Inland

Frühwarnstufe, Alarmstufe, Notfallstufe: Das steht im Gas-Notfallplan

Bundeswirtschaftsminister Robert Habeck hat im März 2022 den Notfallplan Gas in Kraft gesetzt. Worauf sich die Bundesregierung vorbereitet, wann ein Importstopp droht und was Putin damit zu tun hat – die wichtigsten Fragen zu den drei Stufen.
von Benedikt Dittrich · 30. März 2022
Gas-Notfallplan: Die Versorgung für private Haushalte ist gesichert.
Gas-Notfallplan: Die Versorgung für private Haushalte ist gesichert.

Bundeswirtschaftsminister Robert Habeck (Grüne) hat den „Notfallplan Gas“ ausgerufen. Was genau bedeutet das?

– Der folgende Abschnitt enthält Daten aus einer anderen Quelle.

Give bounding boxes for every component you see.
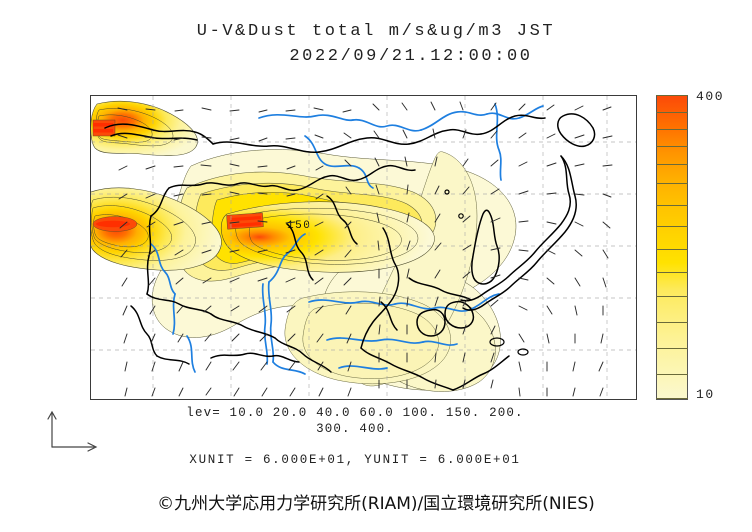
contour-levels-line-1: lev= 10.0 20.0 40.0 60.0 100. 150. 200. [186,406,524,420]
copyright-notice: ©九州大学応用力学研究所(RIAM)/国立環境研究所(NIES) [157,494,595,514]
map-rivers [150,103,544,375]
colorbar: 400 10 [656,89,748,405]
colorbar-max-label: 400 [696,89,725,104]
vector-scale-reference [42,405,112,455]
contour-levels-line-2: 300. 400. [316,422,394,436]
dust-plume-west [91,187,222,271]
colorbar-min-label: 10 [696,387,715,402]
page-title: U-V&Dust total m/s&ug/m3 JST [196,22,556,41]
page-subtitle-datetime: 2022/09/21.12:00:00 [289,47,533,66]
colorbar-ticks [656,95,688,400]
axis-units-line: XUNIT = 6.000E+01, YUNIT = 6.000E+01 [189,453,521,467]
chart-title-block: U-V&Dust total m/s&ug/m3 JST 2022/09/21.… [0,22,752,66]
colorbar-gradient [656,95,688,400]
dust-concentration-map[interactable]: 150 [90,95,637,400]
wind-vector-field [117,101,613,397]
map-islands [444,189,529,356]
contour-label-150: 150 [287,220,311,232]
dust-plume-central: 150 [220,201,435,273]
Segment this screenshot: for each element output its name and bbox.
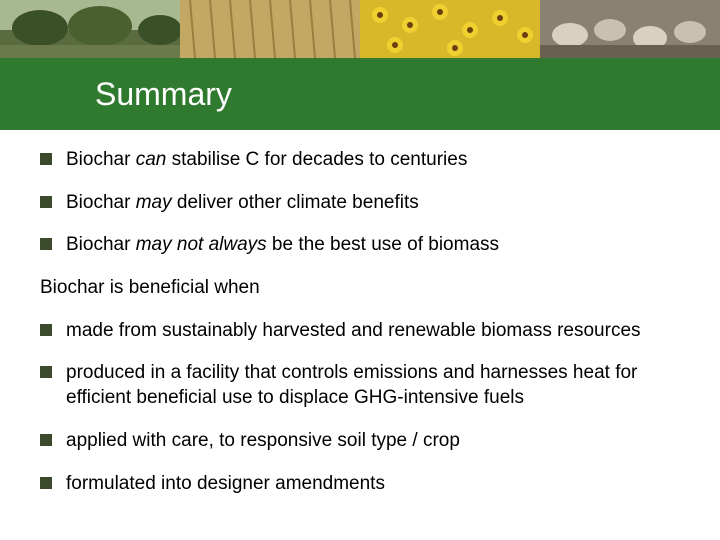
bullet-text: Biochar can stabilise C for decades to c… [66, 148, 467, 173]
bullet-item: produced in a facility that controls emi… [40, 361, 680, 410]
bullet-square-icon [40, 238, 52, 250]
bullet-text: made from sustainably harvested and rene… [66, 319, 641, 344]
bullet-text: formulated into designer amendments [66, 472, 385, 497]
banner-panel-4 [540, 0, 720, 58]
slide-title: Summary [95, 76, 232, 113]
bullet-item: Biochar may deliver other climate benefi… [40, 191, 680, 216]
bullet-square-icon [40, 196, 52, 208]
section-heading: Biochar is beneficial when [40, 276, 680, 301]
bullet-text: Biochar may not always be the best use o… [66, 233, 499, 258]
content-area: Biochar can stabilise C for decades to c… [0, 130, 720, 496]
bullet-text: produced in a facility that controls emi… [66, 361, 680, 410]
banner-image-strip [0, 0, 720, 58]
bullet-item: made from sustainably harvested and rene… [40, 319, 680, 344]
bullet-square-icon [40, 324, 52, 336]
bullet-item: formulated into designer amendments [40, 472, 680, 497]
bullet-square-icon [40, 153, 52, 165]
bullet-text: Biochar may deliver other climate benefi… [66, 191, 419, 216]
banner-panel-1 [0, 0, 180, 58]
bullet-square-icon [40, 477, 52, 489]
bullet-item: Biochar may not always be the best use o… [40, 233, 680, 258]
bullet-item: Biochar can stabilise C for decades to c… [40, 148, 680, 173]
banner-panel-3 [360, 0, 540, 58]
bullet-square-icon [40, 366, 52, 378]
bullet-square-icon [40, 434, 52, 446]
bullet-item: applied with care, to responsive soil ty… [40, 429, 680, 454]
title-bar: Summary [0, 58, 720, 130]
banner-panel-2 [180, 0, 360, 58]
bullet-text: applied with care, to responsive soil ty… [66, 429, 460, 454]
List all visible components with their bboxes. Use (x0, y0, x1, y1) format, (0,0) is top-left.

Droht ein Engpass oder ein Lieferstopp bei Erdgas, kann die Bundesregierung einen Notfallplan ausrufen. Der Plan enthält mehrere Stufen, von denen Wirtschaftsminister Habeck im März die erste Stufe, die „Frühwarnstufe“, ausgerufen hat. Die kann ausgerufen werden, wenn Hinweise vorliegen, dass die Versorgung mit Gas sich verschlechtern könnte. (Hier geht's zum kompletten „Notfallplan Gas“).

Dem folgte am 23. Juni die „Alarmstufe“, die auf eine Störung der Gas-Versorgung hinweist. Ab dieser Stufe gibt es die Möglichkeit, dass die Politik den Versorgungsunternehmen erlaubt, Preissteigerungen direkt an die Verbraucher*innen weiterzugeben. Außerdem ist die Stufe die Voraussetzung dafür, dass Kohlekraftwerke für die Energieversorgung aus der Reserve geholt werden können.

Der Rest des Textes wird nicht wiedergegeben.